Court Opinion

ID: 4003930
Source: CourtListenerOpinion
Date Created: 2016-07-06 11:05:13.821995+00
Date Added: 2024-06-11T14:19:04.299383
License: Public Domain

In this suit the plaintiff seeks to have set aside on the ground of fraud a decree of divorce from bed and board which was awarded to her husband in a divorce suit which he prosecuted against her.

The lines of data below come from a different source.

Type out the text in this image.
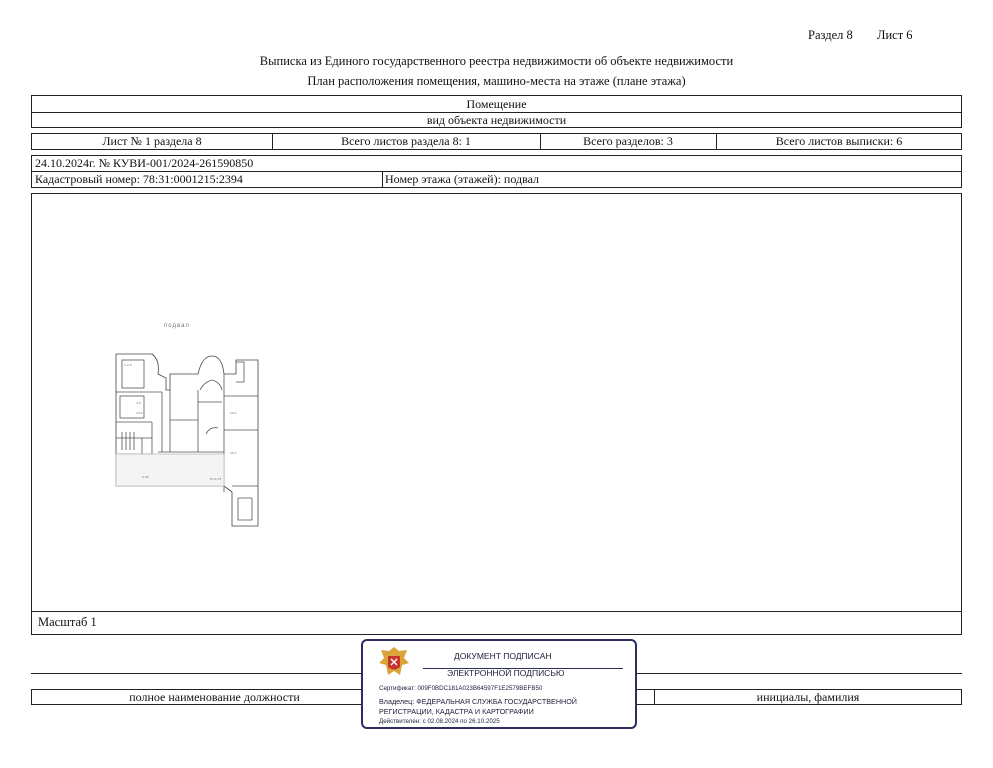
Раздел 8 Лист 6
Выписка из Единого государственного реестра недвижимости об объекте недвижимости
План расположения помещения, машино-места на этаже (плане этажа)
Помещение
вид объекта недвижимости
Лист № 1 раздела 8	Всего листов раздела 8: 1	Всего разделов: 3	Всего листов выписки: 6
24.10.2024г. № КУВИ-001/2024-261590850
Кадастровый номер: 78:31:0001215:2394	Номер этажа (этажей): подвал
подвал
1 2 3
3.5
13.0	14.1
15.1
2.35	Н=2.37
Масштаб 1
полное наименование должности	инициалы, фамилия
ДОКУМЕНТ ПОДПИСАН
ЭЛЕКТРОННОЙ ПОДПИСЬЮ
Сертификат: 009F0BDC181A023B64597F1E2579BEFB50
Владелец: ФЕДЕРАЛЬНАЯ СЛУЖБА ГОСУДАРСТВЕННОЙ
РЕГИСТРАЦИИ, КАДАСТРА И КАРТОГРАФИИ
Действителен: с 02.08.2024 по 26.10.2025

She alleges and testifies that after the divorce suit had been brought and before it came on for a hearing she entered into an agreement with her husband affecting their property rights, and that this was done by her because of an understanding she then had with him that he would not press his suit for divorce. Further, she says that she did not know until early in the year 1927 that there had been a hearing in the divorce suit on the 13th day of May, 1926, and that the *Page 192 
court had on that day entered a decree awarding to her husband a divorce from bed and board; that between the said two dates they resumed the relation of husband and wife and thereby destroyed the effect of the divorce decree; that she was with her husband on a number of occasions within said period both in the home and elsewhere, although he was not then residing in the home, and that at his solicitation she engaged in sexual intercourse with him several times. He denies both the fraud and the resumption of the marital relation. He says he has had no sexual intercourse with her since the latter part of the year 1925.
No good purpose would be subserved by reciting the evidence. Suffice it to say that the testimony of the then clerk of the circuit court that he showed her the divorce decree as recorded in the proper chancery order book, and the testimony of W. H. Garnett, Esquire, attorney for Mr. Coffman in prosecuting the divorce suit, who says he told Mrs. Coffman some days after court adjourned that the decree of divorce had been entered, overcome her denial that she had any knowledge of the decree until the following year. It also appears that on the day of the hearing of the divorce case she sent a note to the judge of the circuit court with relation to the manner in which she desired the alimony to be paid. She admits signing the note but says she did so at the request of her husband when she was ill and that he "told me a big lie to get me to do it." Whatever may have been the circumstances, it appears from the mere fact of the sending of the note that she must have known that the case was to be heard by the court and she made no protest through counsel or otherwise. As to sexual intercourse following the date of the decree, the evidence of the children of these parties, which is relied on by Mrs. Coffman as corroborating her testimony, is not sufficient to constitute a clear preponderance in her favor, in the light of the husband's denial and the explanations offered by him. It seems that following the date of the decree he sometimes called at the home; in fact, the divorce decree gave him the privilege of visiting the children, and they say that on one of those occasions they saw him with his clothes *Page 193 
on on their mother's bed, she being ill at the time. Defendant says the plaintiff sent for him to come to see her on that occasion with reference to his taking care of the children if she should die; that on entering the room he took a seat on another bed, whereupon she asked him to sit on her bed. The testimony also shows that on one occasion when defendant was taking his daughter and one of his sons to Charleston to make some purchases they took the plaintiff along and that at a hotel she and the daughter occupied a bedroom adjoining the room of defendant and his son. None of the children testifies to seeing any actions tending to indicate that the parties were indulging in intercourse. These circumstances are not such as to be controlling in establishing the fact of sexual intercourse which is affirmed by the wife and denied by the husband.
The trial chancellor found against the plaintiff and dismissed her bill. On the contradictory evidence presented by the record we cannot say that the finding was against a plain preponderance of the evidence. In such situation an appellate court should not interfere with a decree. "In equity the findings of fact of the trial chancellor will not be disturbed on appeal unless at variance with undisputed evidence or contrary to the plain preponderance of the whole evidence."Linger v. Watson, recently decided by this Court, and cases there cited.
The decree of the circuit court is affirmed.